The nice thing about this is that it has a minimal propogation delay.
It is probably prone to glitches though.
//the fastest algorithm yet.
unsigned GrayCodeToBinary2(unsigned g, unsigned b)
{
return g ^ (b >> 1);
}
Somehow I think that this gray-code-to-binary algorithm and associated circuit I wrote is totally bogus. it seems that once the bits are in the grey code, I have not yet figured out a mathematical way to bring the gray code back to binary. sorry. so without further ado, here is C code from wikipedia gray code article. I am sure it works. the article does not seem to provide a fast binary-to-gray-code algorithm.
long inverseGray(long n) {
long ish, ans, idiv;
ish = 1;
ans = n;
while(true) {
idiv = ans >> ish;
ans ^= idiv;
if (idiv <= 1 || ish == 32)
return ans;
ish <<= 1; // double number of shifts next time
}
}
void printbits(unsigned n, unsigned numBits)
{
int index = 0;
static char bitstr[129]; //allocate space for null char also
//work from msb to lsb, storing bits as '1' or '0' in a string.
for (unsigned bit = 1 << (numBits - 1); bit > 0; bit >>= 1) {
if ((n & bit) == unsigned(0)) {
bitstr[index] = '0';
} else {
bitstr[index] = '1';
}
index++;
bitstr[index] = '\0';
}
#ifdef NO_IOSTREAM
printf("%s",bitstr);
#else
cout<<bitstr;
#endif
}
void printbit(unsigned n) { putchar('0'+n);}
void printbits(unsigned n, int nbits) {
int i;
for (i=nbits-1; i>=0; i--) {
printbit( (n & (1<<i)) >>i);
}
}
A challenge is to convert to decimal from a bitstream as fast as possible.That means divides should be avoided.
What I need is a very fast way to divide long bitstreams and get a remainder < 10 (decimal) and divisor result.
If there is a better way than that or conversion to Packed BCD arithmetic, I would like to see that.
Q: for a given string of bits of length N, how many bits worth of precision are need to handle adding (worst case) 66 to the packed BCD to produce a carry?
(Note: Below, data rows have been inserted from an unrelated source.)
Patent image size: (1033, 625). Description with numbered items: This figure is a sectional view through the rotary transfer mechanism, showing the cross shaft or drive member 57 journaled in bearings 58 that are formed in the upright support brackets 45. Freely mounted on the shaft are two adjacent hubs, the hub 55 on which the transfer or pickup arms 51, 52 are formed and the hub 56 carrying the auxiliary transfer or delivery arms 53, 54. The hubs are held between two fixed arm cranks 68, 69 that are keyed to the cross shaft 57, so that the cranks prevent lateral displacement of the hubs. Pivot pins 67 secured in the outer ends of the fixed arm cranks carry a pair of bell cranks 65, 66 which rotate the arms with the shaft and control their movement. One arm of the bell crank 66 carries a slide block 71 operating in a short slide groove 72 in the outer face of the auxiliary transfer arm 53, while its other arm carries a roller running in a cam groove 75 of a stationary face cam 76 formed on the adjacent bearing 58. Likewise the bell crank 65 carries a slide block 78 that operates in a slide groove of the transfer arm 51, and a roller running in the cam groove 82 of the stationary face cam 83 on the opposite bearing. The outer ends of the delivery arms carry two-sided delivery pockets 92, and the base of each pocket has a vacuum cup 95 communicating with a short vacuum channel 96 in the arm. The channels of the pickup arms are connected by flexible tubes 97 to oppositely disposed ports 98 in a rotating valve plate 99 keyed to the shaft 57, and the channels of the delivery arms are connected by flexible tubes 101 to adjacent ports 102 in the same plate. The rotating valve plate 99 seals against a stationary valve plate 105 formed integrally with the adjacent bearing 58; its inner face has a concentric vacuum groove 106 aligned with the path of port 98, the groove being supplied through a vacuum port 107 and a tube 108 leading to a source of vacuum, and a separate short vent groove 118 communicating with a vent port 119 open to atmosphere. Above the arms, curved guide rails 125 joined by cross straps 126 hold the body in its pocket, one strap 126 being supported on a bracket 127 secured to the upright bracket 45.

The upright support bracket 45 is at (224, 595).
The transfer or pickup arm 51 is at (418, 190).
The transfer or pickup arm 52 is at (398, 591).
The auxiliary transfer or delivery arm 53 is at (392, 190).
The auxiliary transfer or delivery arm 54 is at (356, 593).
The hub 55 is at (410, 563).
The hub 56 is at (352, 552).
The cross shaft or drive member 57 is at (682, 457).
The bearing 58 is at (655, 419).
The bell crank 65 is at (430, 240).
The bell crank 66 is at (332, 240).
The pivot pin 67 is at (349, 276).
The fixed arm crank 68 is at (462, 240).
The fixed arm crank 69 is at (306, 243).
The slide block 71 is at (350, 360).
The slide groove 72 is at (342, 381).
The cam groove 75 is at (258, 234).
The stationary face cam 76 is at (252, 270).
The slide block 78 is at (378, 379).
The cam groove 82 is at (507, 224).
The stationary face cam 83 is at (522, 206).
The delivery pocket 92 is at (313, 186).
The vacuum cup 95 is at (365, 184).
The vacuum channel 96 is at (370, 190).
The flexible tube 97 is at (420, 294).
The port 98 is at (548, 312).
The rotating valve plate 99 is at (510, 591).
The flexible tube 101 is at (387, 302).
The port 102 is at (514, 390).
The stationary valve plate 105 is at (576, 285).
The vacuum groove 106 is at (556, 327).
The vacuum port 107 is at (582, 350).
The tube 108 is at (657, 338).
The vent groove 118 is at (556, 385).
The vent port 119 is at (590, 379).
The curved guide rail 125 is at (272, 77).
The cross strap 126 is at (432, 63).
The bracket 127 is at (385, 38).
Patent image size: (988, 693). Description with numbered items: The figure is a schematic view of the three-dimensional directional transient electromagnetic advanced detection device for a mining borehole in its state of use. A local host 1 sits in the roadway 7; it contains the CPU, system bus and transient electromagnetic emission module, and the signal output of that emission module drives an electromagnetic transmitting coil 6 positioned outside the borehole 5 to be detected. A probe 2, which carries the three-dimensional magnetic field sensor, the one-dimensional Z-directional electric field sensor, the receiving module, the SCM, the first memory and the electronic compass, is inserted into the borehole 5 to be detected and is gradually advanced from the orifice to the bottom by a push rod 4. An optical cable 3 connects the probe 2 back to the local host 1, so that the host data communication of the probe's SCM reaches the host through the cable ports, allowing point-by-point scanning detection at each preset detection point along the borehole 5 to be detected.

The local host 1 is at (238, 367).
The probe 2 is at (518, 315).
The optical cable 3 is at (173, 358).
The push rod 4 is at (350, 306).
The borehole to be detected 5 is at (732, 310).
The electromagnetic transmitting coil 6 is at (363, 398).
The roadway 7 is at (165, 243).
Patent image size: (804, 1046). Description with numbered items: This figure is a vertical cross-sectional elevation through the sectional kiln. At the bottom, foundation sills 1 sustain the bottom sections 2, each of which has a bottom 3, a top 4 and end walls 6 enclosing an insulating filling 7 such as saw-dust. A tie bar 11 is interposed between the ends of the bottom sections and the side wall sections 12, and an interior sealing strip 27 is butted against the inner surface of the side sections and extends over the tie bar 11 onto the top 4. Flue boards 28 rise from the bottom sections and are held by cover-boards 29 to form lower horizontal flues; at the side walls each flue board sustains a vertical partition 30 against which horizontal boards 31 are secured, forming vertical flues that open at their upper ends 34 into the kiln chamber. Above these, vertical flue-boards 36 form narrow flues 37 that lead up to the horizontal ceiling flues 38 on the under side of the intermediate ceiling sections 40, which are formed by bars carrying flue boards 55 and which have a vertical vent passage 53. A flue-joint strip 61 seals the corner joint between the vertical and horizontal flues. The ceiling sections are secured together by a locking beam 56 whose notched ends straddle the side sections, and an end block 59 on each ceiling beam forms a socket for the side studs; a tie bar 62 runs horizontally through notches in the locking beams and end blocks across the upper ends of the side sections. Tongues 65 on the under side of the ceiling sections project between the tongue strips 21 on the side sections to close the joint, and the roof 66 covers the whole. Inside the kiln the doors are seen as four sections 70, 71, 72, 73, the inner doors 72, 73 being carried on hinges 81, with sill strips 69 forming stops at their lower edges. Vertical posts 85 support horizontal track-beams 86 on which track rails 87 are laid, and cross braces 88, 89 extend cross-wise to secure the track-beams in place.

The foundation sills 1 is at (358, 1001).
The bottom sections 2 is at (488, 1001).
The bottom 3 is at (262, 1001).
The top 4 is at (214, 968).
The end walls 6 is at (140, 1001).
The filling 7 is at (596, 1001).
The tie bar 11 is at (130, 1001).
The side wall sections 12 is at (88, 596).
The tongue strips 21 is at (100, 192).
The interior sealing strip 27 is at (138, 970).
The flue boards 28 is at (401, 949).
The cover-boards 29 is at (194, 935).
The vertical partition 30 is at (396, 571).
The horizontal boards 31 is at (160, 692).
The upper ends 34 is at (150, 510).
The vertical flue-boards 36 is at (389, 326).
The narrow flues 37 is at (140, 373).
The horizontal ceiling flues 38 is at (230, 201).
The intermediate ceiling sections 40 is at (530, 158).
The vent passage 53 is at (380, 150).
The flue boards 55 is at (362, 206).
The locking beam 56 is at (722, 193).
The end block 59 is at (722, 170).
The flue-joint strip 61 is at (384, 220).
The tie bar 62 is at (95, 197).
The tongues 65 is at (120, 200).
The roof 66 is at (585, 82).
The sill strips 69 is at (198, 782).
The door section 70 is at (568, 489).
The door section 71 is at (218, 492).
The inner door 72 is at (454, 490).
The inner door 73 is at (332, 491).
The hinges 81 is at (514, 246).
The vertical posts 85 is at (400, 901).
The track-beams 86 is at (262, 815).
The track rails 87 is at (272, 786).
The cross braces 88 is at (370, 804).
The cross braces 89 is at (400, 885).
Q: How long will the result be? (A: 1 extra bit) Assume we will process in [multiple] chunks of 4 bits. Worst case:
| binary | decimal | #bits | #dec. digits | ceil(#dec. digits) | #bits*log(2) / log(10) | ceil(#bits*log(2) / log(10)) |
|---|---|---|---|---|---|---|
| 1 | 1 | 1 | 0.25 | 1 | 0.3 | 1 |
| 11 | 3 | 2 | 0.5 | 1 | 0.6 | 1 |
| 111 | 7 | 3 | 0.75 | 1 | 0.9 | 1 |
| 1111 | 15 | 4 | 1.25 | 2 | 1.2 | 2 |
| 11111111 | 255 | 8 | 2.5 | 3 | 2.41 | 3 |
| 111111111111 | 4095 | 12 | 3.75 | 4 | 3.61 | 4 |
| 1111111111111111 | 65535 | 16 | 4.75 | 5 | 4.82 | 5 |
| 1111111111111111111 | 524287 | 20 | 5.75 | 6 | 6.02 | 7 |
| 11111111111111111111 | 1048575 | 21 | 6.25 | 7 | 6.32 | 7 |
| 111111111111111111111 | 2097152 | 22 | 6.5 | 7 | 6.62 | 7 |
July 1, 2002: fixed & and < and > characters in the C code, which were not HTML-ized inside PRE tags.
anyone who copied the code will find that their code didn't work.
corrected erroneous comments and termination conditions in rightmostonebit(). Don't know what I was thinking.
fixed broken links
Oct 13, 2007: fixed erroneous gray2bin algorithm. it was all wrong.